Bug 337
Summary: | Live migration with dpdk(in host)+vhost-user+dpdk(in guest) fails: Failed to load virtio-net:virtio | ||
---|---|---|---|
Product: | DPDK | Reporter: | Pei Zhang (pezhang) |
Component: | vhost/virtio | Assignee: | Maxime Coquelin (maxime.coquelin) |
Status: | CONFIRMED --- | ||
Severity: | normal | CC: | ajit.khaparde, amorenoz |
Priority: | Normal | ||
Version: | 19.08 | ||
Target Milestone: | --- | ||
Hardware: | All | ||
OS: | All |
Description
Pei Zhang
2019-08-12 05:10:17 CEST
Maxime, can you please take a look? Thanks I have been able to reproduce this issue and bisected it to the following commit: commit bbe29a9bd7ab6feab9a52051c32092a94ee886eb Author: Jerin Jacob <jerinj@marvell.com> Date: Mon Jul 22 14:56:53 2019 +0200 eal/linux: select IOVA as VA mode for default case When bus layer reports the preferred mode as RTE_IOVA_DC then select the RTE_IOVA_VA mode: - All drivers work in RTE_IOVA_VA mode, irrespective of physical address availability. - By default, a mempool asks for IOVA-contiguous memory using RTE_MEMZONE_IOVA_CONTIG. This is slow in RTE_IOVA_PA mode and it may affect the application boot time.
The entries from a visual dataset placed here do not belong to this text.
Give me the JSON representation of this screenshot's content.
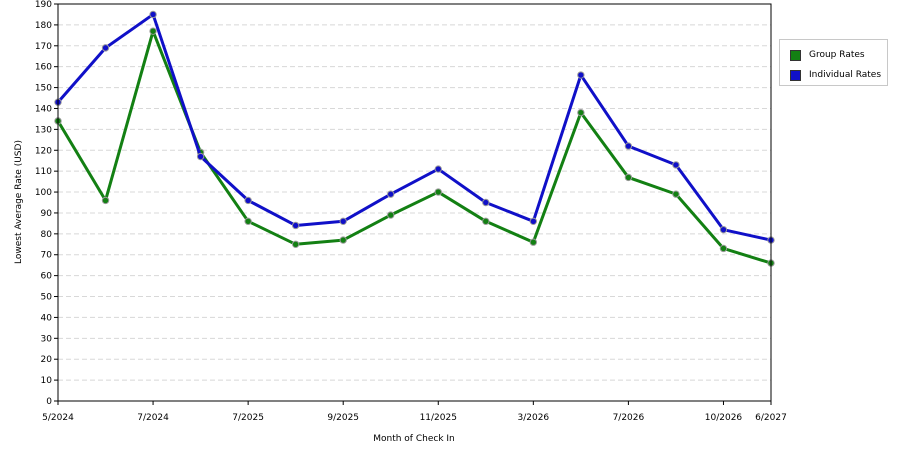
{
  "chart_data": {
    "type": "line",
    "xlabel": "Month of Check In",
    "ylabel": "Lowest Average Rate (USD)",
    "ylim": [
      0,
      190
    ],
    "ytick_step": 10,
    "grid": true,
    "legend_position": "right",
    "x_tick_labels": [
      {
        "index": 0,
        "label": "5/2024"
      },
      {
        "index": 2,
        "label": "7/2024"
      },
      {
        "index": 4,
        "label": "7/2025"
      },
      {
        "index": 6,
        "label": "9/2025"
      },
      {
        "index": 8,
        "label": "11/2025"
      },
      {
        "index": 10,
        "label": "3/2026"
      },
      {
        "index": 12,
        "label": "7/2026"
      },
      {
        "index": 14,
        "label": "10/2026"
      },
      {
        "index": 15,
        "label": "6/2027"
      }
    ],
    "series": [
      {
        "name": "Group Rates",
        "color": "#138013",
        "values": [
          134,
          96,
          177,
          119,
          86,
          75,
          77,
          89,
          100,
          86,
          76,
          138,
          107,
          99,
          73,
          66
        ]
      },
      {
        "name": "Individual Rates",
        "color": "#1010c8",
        "values": [
          143,
          169,
          185,
          117,
          96,
          84,
          86,
          99,
          111,
          95,
          86,
          156,
          122,
          113,
          82,
          77
        ]
      }
    ]
  }
}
Signed-off-by: Jerin Jacob <jerinj@marvell.com> Acked-by: Anatoly Burakov <anatoly.burakov@intel.com> Signed-off-by: David Marchand <david.marchand@redhat.com> This commit only changes the default IOVA mode, from IOVA_PA to IOVA_VA so this is just revealing an underlying problem. Confirmed this by verifying that affected version (19.08) works fine with "--iova-mode pa" fine and stable (18.11) fails in the same manner if "--iova-mode va" is used. Going to qemu, the code that detecting the error is: vdev->vq[i].inuse = (uint16_t)(vdev->vq[i].last_avail_idx - vdev->vq[i].used_idx); if (vdev->vq[i].inuse > vdev->vq[i].vring.num) { error_report("VQ %d size 0x%x < last_avail_idx 0x%x - " "used_idx 0x%x", i, vdev->vq[i].vring.num, vdev->vq[i].last_avail_idx, vdev->vq[i].used_idx); return -1; } One of the times I've reproduced it, I looked at the index values on the sending qemu just before sending the vmstates: size 0x100 | last_avail_idx 0x3aa0 | used_idx 0x3aa0 And just after loading the vmstates at the receiving qemu: VQ 0 size 0x100 < last_avail_idx 0x3aa0 - used_idx 0xbda0 At first I suspected an endianes issue but then confirmed that virtio_lduw_phys_cached handles it properly. So, it might be that the memory caches don't get properly synchronized before the migration takes place. Further research confirms that the vhost backend is not logging the dirty pages properly when IOVA_VA is used. This makes QEMU to send outdated pages to the destination, which causes the failure. |